Древнегреческий язык воплощен в своих творениях, которые могут говорить о самых сложных и важных в жизни вещах: о любовных мучениях, о судьбе, от которой не уйдешь, как ни старайся, о коварстве и посмертной участи каждого из нас и еще о многом другом, о чем все труднее говорить. Греческий умеет выражать очень тонкие смыслы, запечатанные и в архитектонике целого произведения, и в отдельной фразе, и в метафоре или даже в одном, на первый взгляд совсем простом, слове, причем необязательно возвышенные смыслы – это может быть обсценная, но очень острая шутка. Раскрывать эти смыслы – увлекательное и головоломное занятие, но главное – поделиться своими находками с другими: с узким кругом – в научной статье или докладе, с широким кругом – в переводе или публичной лекции. Хочется, чтобы все увидели и услышали красоту греческой поэзии или греческой философской мысли и насладились ею. А кроме того, язык этот не умер – его жизнь продолжается в языке нынешней Греции, в ее словах и названиях.

Unsplash / Michal Matlon

Лев Луховицкий

Мне повезло изучать «древнегреческий» и «новогреческий» одновременно и при этом очень интенсивно. Обычно так не делают.
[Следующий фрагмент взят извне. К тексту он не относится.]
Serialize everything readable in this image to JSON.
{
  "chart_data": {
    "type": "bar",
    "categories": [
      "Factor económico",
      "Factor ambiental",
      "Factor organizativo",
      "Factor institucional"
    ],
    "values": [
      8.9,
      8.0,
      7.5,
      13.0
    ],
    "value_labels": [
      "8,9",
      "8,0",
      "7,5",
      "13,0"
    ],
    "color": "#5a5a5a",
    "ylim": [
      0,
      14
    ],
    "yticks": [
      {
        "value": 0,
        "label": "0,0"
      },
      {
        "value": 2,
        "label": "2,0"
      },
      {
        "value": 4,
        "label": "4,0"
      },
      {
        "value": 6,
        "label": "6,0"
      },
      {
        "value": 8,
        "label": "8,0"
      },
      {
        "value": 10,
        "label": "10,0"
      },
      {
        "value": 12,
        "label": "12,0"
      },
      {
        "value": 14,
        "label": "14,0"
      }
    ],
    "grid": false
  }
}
Классики приступают к изучению «новогреческого» только тогда, когда полностью освоятся в «древнегреческой» грамматике, потому что одновременное изучение двух очень похожих между собой систем может свести с ума и создать ложное ощущение, что никаких правил не существует.

Почему я призываю писать слова «древнегреческий» и «новогреческий» в кавычках? Дело в том, что эти термины – не более чем условные обозначения двух произвольно выбранных точек в трехтысячелетнем языковом континууме. Они удобны нам для составления учебных планов, но видеть за ними какие-то самотождественные сущности очень опасно. «Древнегреческий» – это язык классической аттической прозы, Ксенофонта и Платона, «новогреческий» – язык ежедневной газеты Καθημερινή. От этих точек мы можем двигаться в любую сторону, обнаруживая совершенно другие «языки», например, в лирике, трагедии или эпосе. Даже Гомер (что может быть более «древнегреческим»?) студенту-второкурснику кажется собранием «неправильностей». Я до сих пор подчас ловлю себя на том, что противопоставляю (конечно, не вслух!) Гесиода или Сапфо «норме», «обычному древнегреческому» из учебника А.Ч. Козаржевского или С.И. Соболевского.

Столь же опасно говорить о «древнегреческом» как о «мертвом языке». На греческом (без уточнений – древне- или ново-) создают литературные произведения уже около 2700 лет (и это если не забираться в доалфавитный микенский период). Греческий был родным языком для миллионов современников Платона, Иисуса Христа, крестоносцев, Христофора Колумба, Вольтера и Дж. Ф. Кеннеди. Момент превращения «древнегреческого» в «новогреческий» отследить невозможно.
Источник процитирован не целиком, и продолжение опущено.